Another potential side effect is that IGF-1 LR3 can lead to the overgrowth of mucosal cells inside the intestines of animals. Research shows that the peptide can cause an increase in the number of mucosal cells in the small intestine, which can lead to aesthetic problems such as a bulging midsection.[8]

Unfortunately, IGF-1 LR3 may also suppress the natural IGF-1 production in the body, as this effect has been observed in experimental animals.[9] This is due to the negative feedback of high IGF-1 LR3 levels toward HGH synthesis.

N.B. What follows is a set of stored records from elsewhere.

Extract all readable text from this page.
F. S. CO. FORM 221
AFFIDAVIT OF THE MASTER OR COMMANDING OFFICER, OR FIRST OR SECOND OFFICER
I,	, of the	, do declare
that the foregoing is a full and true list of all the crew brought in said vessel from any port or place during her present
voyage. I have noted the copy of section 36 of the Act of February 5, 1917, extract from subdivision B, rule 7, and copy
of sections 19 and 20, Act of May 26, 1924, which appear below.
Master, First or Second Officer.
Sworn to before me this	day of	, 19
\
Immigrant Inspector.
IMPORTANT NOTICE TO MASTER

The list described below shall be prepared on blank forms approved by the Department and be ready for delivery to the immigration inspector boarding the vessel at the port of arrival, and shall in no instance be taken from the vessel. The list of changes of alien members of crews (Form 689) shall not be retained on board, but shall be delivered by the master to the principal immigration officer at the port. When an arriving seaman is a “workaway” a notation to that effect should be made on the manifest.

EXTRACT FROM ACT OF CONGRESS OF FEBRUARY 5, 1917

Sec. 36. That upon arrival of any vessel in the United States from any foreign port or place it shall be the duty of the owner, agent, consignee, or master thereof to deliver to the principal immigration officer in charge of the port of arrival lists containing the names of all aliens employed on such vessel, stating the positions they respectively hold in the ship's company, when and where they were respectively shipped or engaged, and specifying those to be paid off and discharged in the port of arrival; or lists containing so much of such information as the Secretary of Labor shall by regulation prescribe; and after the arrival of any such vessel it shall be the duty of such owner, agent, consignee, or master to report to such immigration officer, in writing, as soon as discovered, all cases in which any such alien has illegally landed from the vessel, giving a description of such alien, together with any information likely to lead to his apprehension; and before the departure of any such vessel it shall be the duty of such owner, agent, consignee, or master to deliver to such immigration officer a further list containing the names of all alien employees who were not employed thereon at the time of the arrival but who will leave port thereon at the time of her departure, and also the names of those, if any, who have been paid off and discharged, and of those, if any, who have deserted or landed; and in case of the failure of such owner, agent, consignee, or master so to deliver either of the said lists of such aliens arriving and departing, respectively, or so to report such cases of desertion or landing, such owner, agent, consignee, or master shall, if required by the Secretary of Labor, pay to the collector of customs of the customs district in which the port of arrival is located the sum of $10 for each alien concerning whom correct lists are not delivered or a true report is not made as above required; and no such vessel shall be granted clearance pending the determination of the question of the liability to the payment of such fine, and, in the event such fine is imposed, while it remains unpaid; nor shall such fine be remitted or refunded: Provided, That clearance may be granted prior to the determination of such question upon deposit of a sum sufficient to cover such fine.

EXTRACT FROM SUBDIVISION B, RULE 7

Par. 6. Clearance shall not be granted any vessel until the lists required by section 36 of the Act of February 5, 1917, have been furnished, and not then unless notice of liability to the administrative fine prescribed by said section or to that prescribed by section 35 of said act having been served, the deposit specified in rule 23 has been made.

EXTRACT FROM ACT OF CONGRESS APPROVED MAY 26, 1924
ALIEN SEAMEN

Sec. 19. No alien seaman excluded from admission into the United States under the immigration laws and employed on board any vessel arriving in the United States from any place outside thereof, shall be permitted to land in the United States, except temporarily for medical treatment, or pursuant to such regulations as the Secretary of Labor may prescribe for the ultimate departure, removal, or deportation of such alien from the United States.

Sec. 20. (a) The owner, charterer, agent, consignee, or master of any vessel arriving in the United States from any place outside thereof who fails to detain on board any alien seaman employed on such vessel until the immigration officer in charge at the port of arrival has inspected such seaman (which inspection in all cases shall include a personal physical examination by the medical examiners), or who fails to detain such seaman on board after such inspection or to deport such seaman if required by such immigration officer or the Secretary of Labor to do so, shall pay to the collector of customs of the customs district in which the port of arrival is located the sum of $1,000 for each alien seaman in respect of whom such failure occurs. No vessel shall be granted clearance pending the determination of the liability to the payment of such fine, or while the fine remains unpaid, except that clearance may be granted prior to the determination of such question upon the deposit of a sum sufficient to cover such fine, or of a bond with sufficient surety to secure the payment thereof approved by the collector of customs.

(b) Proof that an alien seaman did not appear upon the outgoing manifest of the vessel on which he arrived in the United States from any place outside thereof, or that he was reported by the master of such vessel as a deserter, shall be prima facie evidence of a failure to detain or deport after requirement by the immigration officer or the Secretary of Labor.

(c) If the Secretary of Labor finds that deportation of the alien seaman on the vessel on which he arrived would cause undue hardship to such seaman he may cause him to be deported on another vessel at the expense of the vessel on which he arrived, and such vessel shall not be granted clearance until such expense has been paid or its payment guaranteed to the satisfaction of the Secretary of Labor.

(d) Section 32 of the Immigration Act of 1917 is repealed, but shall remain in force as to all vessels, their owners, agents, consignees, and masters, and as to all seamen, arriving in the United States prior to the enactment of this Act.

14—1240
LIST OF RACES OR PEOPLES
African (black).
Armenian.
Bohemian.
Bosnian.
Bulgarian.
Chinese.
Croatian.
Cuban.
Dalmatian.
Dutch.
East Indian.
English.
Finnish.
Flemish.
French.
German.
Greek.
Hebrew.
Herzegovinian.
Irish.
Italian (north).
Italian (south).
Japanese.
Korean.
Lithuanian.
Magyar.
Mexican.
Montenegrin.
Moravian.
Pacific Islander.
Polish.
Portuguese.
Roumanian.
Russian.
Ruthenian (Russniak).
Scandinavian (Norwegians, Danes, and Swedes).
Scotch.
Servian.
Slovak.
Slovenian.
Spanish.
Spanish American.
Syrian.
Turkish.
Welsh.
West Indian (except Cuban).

IGF-1 LR3 may also have other potential side effects, such as stimulating the growth of existing tumors, acromegaly, and organ enlargement. Just like IGF-1, IGF-1 LR3 is also not likely to cause any of the other side effects typical for HGH, such as insulin resistance or water retention.[10]

 

References


  1. Tomas FM, Lemmey AB, Read LC, Ballard FJ. Superior potency of infused IGF-I analogues which bind poorly to IGF-binding proteins is maintained when administered by injection. J Endocrinol. 1996 Jul;150(1):77-84. DOI: 10.1677/joe.0.1500077. PMID: 8708565.
  2. Mongongu C, Coudoré F, Domergue V, Ericsson M, Buisson C, Marchand A. Detection of LongR3 -IGF-I, Des(1-3)-IGF-I, and R3 -IGF-I using immunopurification and high resolution mass spectrometry for antidoping purposes. Drug Test Anal. 2021 Jul;13(7):1256-1269. DOI: 10.1002/dta.3016. Epub 2021 Feb 22. PMID: 33587816.
  3. Guler HP, Zapf J, Schmid C, Froesch ER. Insulin-like growth factors I and II in healthy man. Estimations of half-lives and production rates. Acta Endocrinol (Copenh). 1989 Dec;121(6):753-8. doi: 10.1530/acta.0.1210753. PMID: 2558477.
  4. Gehrig SM, Ryall JG, Schertzer JD, Lynch GS. Insulin-like growth factor-I analogue protects muscles of dystrophic MDX mice from contraction-mediated damage. Exp Physiol. 2008 Nov;93(11):1190-8. Doi: 10.1113/expphysiol.2008.042838. Epub 2008 Jun 20. PMID: 18567600.
  5. Hill RA, Hunter RA, Lindsay DB, Owens PC. Action of long(R3)-insulin-like growth factor-1 on protein metabolism in beef heifers. Domest Anim Endocrinol. 1999 May;16(4):219-29. doi: 10.1016/s0739-7240(99)00015-6. PMID: 10370861.
  6. Conlon MA, Tomas FM, Owens PC, Wallace JC, Howarth GS, Ballard FJ. Long R3 insulin-like growth factor-I (IGF-I) infusion stimulates organ growth but reduces plasma IGF-I, IGF-II and IGF binding protein concentrations in the guinea pig. J Endocrinol. 1995 Aug;146(2):247-53. DOI: 10.1677/joe.0.1460247. PMID: 7561636.
  7. Kovacs GT, Worgall S, Schwalbach P, Steichele T, Mehls O, Rosivall L. Hypoglycemic effects of insulin-like growth factor-1 in experimental uremia: can concomitant growth hormone administration prevent this effect? Horm Res. 1999;51(4):193-200. doi: 10.1159/000023357. PMID: 10474022.
  8. MacDonald RS. The role of insulin-like growth factors in small intestinal cell growth and development. Horm Metab Res. 1999 Feb-Mar;31(2-3):103-13. DOI: 10.1055/s-2007-978706. PMID: 10226789.
  9. Dunaiski V, Dunshea FR, Walton PE, Goddard C. Long [R3] insulin-like growth factor-I reduces growth, plasma growth hormone, IGF binding protein-3 and endogenous IGF-I concentrations in pigs. J Endocrinol. 1997 Dec;155(3):559-65. DOI: 10.1677/joe.0.1550559. PMID: 9488001.
  10. Martha S, Pantam N, Thungathurthi S, Rao VL, Devarakonda K. Study of insulin resistance in relation to serum IGF-I levels in subjects with different degrees of glucose tolerance. Int J Diabetes Dev Ctries. 2008 Apr;28(2):54-9. DOI: 10.4103/0973-3930.43100. PMID: 19902049; PMCID: PMC2772007.

Disclaimer: The products mentioned are not for human or animal consumption. All the information shared in this article is for educational purposes only.